Worthy of mentioning, another effective measure for forest fire prevention and control in China is the construction of green fire barriers, which lays an important foundation for mitigating fire hazards and their impact [14]. Even though considerable human-caused fires inevitably occur every year, including fires caused by power line failure in forests, the number of major fires within the burnt area over 1000 ha in recent years has been well constrained: there were nine cases classified as major forest fires in 2019, and only seven were counted in 2020 [22,27]. The implementation of these fire prevention measures has played a vital role in the protection of forest resources and the ecological environment, accompanied by a significant reduction in the cost of rescue and aftermath. Evidently, it is also an important contribution to lessening annual carbon emissions of the nation.

5. Conclusions

Characteristics of fire causes and the progress in their control were elucidated at the national level for the first time. As revealed by the fire data over the years since 2003, human factors, such as BGW, BJP, and SMK, act as the major causes for forest fire initiation in China. The annual fire numbers underwent substantial decline after 2008 and stabilized at around 2000 after 2015. The considerable decline was closely related to the fire numbers triggered by the causes, such as BGW, SMK, CPF, and FDP, whereas those induced by BJP and NIS are basically unchanged. Owing to the drop in the total fire numbers, the proportion of fires triggered by natural factors increased from <1% at the early time to ~9% lately.
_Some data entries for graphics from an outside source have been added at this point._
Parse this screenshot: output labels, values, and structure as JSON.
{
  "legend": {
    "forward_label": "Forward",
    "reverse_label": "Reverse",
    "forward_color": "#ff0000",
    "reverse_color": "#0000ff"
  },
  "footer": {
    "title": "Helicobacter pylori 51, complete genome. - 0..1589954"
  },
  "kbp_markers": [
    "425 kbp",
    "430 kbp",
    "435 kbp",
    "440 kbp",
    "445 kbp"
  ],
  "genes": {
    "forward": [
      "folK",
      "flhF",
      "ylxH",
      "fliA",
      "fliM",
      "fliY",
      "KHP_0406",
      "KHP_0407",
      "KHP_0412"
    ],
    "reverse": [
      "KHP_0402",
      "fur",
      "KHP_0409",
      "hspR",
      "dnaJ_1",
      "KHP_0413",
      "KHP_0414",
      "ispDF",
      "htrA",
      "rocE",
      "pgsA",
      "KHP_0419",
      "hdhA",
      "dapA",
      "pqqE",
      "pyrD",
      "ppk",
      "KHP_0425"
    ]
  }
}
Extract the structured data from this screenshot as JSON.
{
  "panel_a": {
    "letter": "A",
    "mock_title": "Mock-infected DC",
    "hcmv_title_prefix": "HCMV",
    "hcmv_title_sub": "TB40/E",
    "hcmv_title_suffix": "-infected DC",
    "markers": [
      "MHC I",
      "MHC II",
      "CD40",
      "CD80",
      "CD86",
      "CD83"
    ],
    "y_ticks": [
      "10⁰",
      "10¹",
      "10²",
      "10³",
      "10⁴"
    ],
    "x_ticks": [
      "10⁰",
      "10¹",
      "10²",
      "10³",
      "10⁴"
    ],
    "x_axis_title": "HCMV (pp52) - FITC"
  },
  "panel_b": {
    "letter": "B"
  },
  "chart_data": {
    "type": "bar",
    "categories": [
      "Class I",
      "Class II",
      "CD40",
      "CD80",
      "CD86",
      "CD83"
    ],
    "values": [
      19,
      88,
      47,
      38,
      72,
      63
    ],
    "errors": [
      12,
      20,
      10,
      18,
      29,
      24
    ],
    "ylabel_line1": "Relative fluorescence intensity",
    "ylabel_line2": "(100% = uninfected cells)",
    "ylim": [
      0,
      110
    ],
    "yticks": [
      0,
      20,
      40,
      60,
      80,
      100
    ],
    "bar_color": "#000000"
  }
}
By defining a contribution extent parameter, it was found that the low number of fires maintained in recent years can be primarily attributed to the substantial decrease in the fire numbers initiated by BGW, with its contribution extent towards 54%; those with significant contributions include OFA and several from FUA. The correlation tests with the Pearson correlation model indicated a noteworthy correlation among the primary factors for the decline in fire numbers, pointing to the effective measures taken in controlling fire ignition sources and managing their potential fire risk. Through legislative construction, an accountability system at every level was established and maintained. With the comprehensive intervention of the forest public security power, multifaceted and full-coverage fire prevention publicity and education were also enhanced. Beyond these efforts, very detailed classification of fire ignition sources also facilitated the administrative operations to achieve the set goals with success.